Elders must help stop climate change to ensure grandchildren have future

Habituated to fossil fuel, we elders are giving our grandchildren devastating planetary weather disruption, says Susan Eyre...

To the Editor:

We elders love our grandchildren. We do our best to ensure they are healthy, happy and successful. We invest our savings in our grandchildren and travel thousands of miles to spend time with them. Habituated to fossil fuel products, we elders are giving our grandchildren devastating planetary weather disruption for their future. In the short term, we nurture them; in the long term, we doom them.

Two degrees in global warming is the threshold of a sustainable food, water and employment lifestyle. With our present fossil fuel usage, six degrees in global warming is where we are headed, where there is no human future.

Credible scientists have sounded the climate crisis alarm, yet the majority of elders aren’t responding to avert this threat to their grandchildren’s lives. With economically viable energy alternatives and the opportunity to avoid disaster, doom is not a done-deal, but it will be if elders don’t react soon.

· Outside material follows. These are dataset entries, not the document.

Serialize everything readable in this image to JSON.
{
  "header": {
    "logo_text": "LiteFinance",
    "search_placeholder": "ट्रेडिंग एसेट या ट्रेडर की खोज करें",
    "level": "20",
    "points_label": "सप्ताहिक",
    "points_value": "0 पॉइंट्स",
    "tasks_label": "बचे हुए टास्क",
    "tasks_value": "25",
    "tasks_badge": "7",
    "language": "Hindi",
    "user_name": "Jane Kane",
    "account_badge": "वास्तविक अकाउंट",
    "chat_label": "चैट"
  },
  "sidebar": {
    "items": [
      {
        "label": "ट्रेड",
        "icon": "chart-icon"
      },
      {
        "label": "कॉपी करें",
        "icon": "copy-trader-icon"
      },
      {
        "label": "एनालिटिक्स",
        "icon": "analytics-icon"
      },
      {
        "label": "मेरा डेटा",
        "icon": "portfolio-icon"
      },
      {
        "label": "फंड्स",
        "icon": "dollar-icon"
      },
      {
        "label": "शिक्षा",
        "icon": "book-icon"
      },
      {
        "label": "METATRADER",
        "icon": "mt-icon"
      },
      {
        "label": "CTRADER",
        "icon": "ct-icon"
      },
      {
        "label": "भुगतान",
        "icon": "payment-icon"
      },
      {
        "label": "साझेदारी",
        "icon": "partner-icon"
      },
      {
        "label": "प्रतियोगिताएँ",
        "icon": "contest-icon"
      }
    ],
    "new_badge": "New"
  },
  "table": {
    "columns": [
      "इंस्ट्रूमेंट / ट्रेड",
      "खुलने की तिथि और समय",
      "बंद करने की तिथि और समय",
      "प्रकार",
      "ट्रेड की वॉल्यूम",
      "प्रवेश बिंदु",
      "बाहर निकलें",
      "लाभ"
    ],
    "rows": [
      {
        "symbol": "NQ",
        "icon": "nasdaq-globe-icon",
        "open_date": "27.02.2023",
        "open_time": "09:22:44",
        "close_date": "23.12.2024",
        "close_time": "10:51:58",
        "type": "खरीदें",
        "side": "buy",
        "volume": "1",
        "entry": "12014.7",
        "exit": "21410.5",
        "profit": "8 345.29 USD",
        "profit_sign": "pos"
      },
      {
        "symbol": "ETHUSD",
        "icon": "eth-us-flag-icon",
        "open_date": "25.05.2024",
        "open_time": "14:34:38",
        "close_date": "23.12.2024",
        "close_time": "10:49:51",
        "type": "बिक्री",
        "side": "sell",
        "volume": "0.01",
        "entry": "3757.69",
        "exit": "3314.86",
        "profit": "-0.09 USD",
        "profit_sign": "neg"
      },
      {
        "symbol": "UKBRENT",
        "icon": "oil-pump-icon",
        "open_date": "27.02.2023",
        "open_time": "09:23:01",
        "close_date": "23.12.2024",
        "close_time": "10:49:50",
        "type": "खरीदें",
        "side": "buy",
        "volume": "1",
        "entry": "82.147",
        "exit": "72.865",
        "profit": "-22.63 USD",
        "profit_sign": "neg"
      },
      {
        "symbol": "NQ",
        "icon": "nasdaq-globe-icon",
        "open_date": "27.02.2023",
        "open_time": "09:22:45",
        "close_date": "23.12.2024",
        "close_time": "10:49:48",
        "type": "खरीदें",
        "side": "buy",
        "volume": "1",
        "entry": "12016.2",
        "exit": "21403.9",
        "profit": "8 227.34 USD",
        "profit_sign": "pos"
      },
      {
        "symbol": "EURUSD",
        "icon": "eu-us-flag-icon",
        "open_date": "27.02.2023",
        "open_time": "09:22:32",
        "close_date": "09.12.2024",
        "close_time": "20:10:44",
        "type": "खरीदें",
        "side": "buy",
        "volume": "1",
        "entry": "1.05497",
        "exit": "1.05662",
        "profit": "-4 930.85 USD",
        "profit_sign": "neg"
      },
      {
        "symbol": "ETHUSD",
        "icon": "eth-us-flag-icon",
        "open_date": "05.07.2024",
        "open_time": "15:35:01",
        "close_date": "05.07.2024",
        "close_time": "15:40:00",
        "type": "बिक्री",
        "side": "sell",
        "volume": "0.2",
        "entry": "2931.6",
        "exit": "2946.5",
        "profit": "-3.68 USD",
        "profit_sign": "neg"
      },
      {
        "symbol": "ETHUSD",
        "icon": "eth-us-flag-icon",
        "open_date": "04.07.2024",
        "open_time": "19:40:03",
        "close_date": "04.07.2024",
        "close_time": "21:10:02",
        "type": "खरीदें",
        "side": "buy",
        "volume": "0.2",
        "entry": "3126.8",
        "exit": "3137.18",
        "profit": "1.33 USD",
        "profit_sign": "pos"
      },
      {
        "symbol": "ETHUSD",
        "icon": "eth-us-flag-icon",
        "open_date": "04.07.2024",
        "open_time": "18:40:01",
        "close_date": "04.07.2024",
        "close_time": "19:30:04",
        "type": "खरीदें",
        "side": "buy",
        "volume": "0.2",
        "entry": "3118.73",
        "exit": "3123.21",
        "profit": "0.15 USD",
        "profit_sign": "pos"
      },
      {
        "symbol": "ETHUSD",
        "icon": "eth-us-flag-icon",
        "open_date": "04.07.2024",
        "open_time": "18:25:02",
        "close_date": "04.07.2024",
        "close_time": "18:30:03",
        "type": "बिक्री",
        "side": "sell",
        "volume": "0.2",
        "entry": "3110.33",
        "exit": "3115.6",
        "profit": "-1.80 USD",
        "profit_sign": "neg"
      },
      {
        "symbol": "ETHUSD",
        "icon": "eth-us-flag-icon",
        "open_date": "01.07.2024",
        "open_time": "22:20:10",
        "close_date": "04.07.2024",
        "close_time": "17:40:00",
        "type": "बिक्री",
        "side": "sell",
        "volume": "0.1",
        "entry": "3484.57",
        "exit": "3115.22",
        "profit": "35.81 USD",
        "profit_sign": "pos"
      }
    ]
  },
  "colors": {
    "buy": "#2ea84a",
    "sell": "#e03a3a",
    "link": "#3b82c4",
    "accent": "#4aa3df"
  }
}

The world is not going to end if we don’t extract all of the fossil fuel quickly; however, our world will end if we do continue to extract as much of the fossil fuel as we can. The Canadian government’s $34 billion a year subsidized fossil fuel industry could instead subsidize 500,000 person years of employment by installing more than 150,000 megawatts of clean renewable energy, and grant our grandchildren the gift of time to design even better renewable energy systems.

For the love of our grandchildren’s futures, elders can choose to vote for leaders who will create subsidies for renewable energy to create sustainable employment, and who will place a livable environment as a top priority. Unsubsidized fossil fuel can be designated for essential use, non-polluting extraction methods perfected and the last of petroleum respectfully used far into the future as the nonrenewable resource it is.

Now is the time for elders to educate ourselves about the consequences of climate change, put into action climate change mitigation and invest in a renewable energy economic system. May our grandchildren live to be grandparents, too.